VA medical experts would not comment on the anthrax vaccine and its impact on women’s reproductive health.

Williams, who imagined she would be a mother by now, is also divorced from her first husband, whom she met in the military. She is estranged from her second husband, a former serviceman.

Women in the Marines and Army had a divorce rate that was three times higher than male troops in 2008, according to Defense Department data.

Higher divorce rates among military women may be attributed to the number of couples where both spouses are in the military and spend a lot of time away from one another, and civilian husbands may struggle with long separations more than women, Manning said.

Even though Williams has had many stresses because of the military, she still misses the camaraderie and her friends.

She is proud of her service and wishes she could have done more in the Army. She wanted to serve in the infantry. Williams said she spent most of her time in the service as a cook and a few months as a gate guard.

“I wanted to show that women were just as good as anybody,” Williams said. “I may not have seen the same thing but we all chewed the same dirt.”

Williams said men didn’t make things easy; male colleagues sometimes made inappropriate sexual remarks.

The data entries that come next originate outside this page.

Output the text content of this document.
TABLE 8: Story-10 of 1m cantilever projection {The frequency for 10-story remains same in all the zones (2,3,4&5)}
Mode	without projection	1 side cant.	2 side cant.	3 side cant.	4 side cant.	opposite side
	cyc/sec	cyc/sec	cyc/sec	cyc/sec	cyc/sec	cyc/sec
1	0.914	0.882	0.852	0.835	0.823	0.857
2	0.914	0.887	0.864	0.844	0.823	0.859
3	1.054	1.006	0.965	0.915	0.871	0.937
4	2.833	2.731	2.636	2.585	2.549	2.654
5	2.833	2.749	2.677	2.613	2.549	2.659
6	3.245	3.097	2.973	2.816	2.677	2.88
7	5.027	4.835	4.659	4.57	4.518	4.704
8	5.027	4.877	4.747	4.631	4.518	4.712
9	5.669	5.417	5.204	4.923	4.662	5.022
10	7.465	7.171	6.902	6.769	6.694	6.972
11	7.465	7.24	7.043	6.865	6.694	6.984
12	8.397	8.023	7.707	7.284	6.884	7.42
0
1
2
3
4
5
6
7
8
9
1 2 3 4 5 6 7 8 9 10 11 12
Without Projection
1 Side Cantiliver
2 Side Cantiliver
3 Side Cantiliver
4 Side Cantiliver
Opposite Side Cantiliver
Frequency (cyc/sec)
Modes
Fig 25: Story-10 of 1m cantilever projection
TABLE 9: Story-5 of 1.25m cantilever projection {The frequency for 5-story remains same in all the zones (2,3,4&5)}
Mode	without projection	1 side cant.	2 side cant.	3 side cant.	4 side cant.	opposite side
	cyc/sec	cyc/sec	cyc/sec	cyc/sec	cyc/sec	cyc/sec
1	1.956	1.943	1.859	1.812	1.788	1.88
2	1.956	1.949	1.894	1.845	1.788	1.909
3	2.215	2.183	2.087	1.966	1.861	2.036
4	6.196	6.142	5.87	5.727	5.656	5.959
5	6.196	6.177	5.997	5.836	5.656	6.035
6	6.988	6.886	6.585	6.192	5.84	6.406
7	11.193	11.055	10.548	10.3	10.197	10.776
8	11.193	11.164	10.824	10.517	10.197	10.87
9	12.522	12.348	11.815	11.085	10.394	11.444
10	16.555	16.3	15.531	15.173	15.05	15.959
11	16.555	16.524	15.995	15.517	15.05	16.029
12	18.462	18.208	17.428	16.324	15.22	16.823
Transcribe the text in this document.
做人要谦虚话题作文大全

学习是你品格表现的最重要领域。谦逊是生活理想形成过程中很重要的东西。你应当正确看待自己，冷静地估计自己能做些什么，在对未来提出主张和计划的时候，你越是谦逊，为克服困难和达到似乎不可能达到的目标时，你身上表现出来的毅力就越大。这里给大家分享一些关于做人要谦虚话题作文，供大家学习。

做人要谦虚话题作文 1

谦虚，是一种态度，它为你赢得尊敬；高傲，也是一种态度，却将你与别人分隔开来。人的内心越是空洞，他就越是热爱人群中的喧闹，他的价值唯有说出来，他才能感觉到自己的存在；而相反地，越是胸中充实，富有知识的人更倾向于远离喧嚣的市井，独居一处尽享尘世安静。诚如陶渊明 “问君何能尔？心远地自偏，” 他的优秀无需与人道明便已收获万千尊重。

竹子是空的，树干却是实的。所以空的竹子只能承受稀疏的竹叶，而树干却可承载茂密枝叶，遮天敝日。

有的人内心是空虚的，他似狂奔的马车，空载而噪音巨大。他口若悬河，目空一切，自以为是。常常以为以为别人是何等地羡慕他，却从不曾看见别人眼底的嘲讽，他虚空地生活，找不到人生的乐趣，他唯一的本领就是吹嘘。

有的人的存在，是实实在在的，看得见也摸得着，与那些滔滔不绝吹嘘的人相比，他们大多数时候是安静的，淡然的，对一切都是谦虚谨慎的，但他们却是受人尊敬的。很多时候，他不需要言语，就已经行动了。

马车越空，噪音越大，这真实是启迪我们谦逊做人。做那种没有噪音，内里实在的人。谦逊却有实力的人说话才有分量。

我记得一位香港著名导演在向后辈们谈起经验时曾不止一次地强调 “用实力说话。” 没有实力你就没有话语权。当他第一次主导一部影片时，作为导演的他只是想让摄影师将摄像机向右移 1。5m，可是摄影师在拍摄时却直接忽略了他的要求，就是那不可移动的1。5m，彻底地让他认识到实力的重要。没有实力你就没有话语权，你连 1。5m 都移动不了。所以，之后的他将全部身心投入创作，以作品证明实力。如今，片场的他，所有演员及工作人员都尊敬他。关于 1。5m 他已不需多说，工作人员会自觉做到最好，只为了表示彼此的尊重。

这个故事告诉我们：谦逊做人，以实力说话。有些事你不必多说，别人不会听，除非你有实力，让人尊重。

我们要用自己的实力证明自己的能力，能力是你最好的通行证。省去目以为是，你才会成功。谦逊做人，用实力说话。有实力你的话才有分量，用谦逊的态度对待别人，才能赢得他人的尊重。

“I never took it in,” Williams said, noting that she couldn’t recall specific remarks. “I let it roll off my back because I had to. But it was something that happened daily.”

Williams said she was able to handle the comments that came her way. But other women face harassment that was much deeper.

Almost 15 percent of the women veterans from Iraq and Afghanistan who have sought services at the VA have reported military sexual trauma, according to the Iraq and Afghanistan Veterans of America Association.

Among veterans who sought VA services in 2009, almost 22 percent of women, compared to 1 percent of men, reported military sexual trauma, according to VA data. 

Military sexual trauma is both sexual harassment and sexual assault that happens in a military atmosphere.

Manning said the military is recognizing military sexual trauma more but a historic reluctance to deal with it and record it makes it hard to tell if the military is safer for women, Manning said.

“Nobody knows what was going on 25 to 30 years ago,” she said. “Most people suspect it is getting easier to report, easier to stop. There is nothing to compare it to.”


WOMEN HAD TO WATCH THEMSELVES

Sheri Fournie, another woman veteran who lives in rural Washington state, said when she was in the Navy, from 1974 to 1976, women entered the service to protect the country, but no one protected them inside the military.

“In my day things were understood. Women knew they had to watch themselves,” said Fournie, 53, who lives near Omak. “Men were coming back from a war they didn’t want to be in. … I think they took it out on everyone around them. We had a lot of angry young men then like now.”

Fournie said she served in a hostile environment where she was sexually harassed and assaulted. When she told a supervisor she wanted to work toward a promotion he implied she could advance by performing sexual favors. One person attempted to assault her while she slept. Fournie believed her superiors were indifferent to a separate attack so she never reported it.

But the experience crippled her for decades. Fournie just started seeing a counselor this year.

Meanwhile, Williams is considering schools to attend to become a trained counselor so that she can help provide the assistance that she and other women veterans need.

“I just wish there were more resources for women because they’re really not (here),” she said.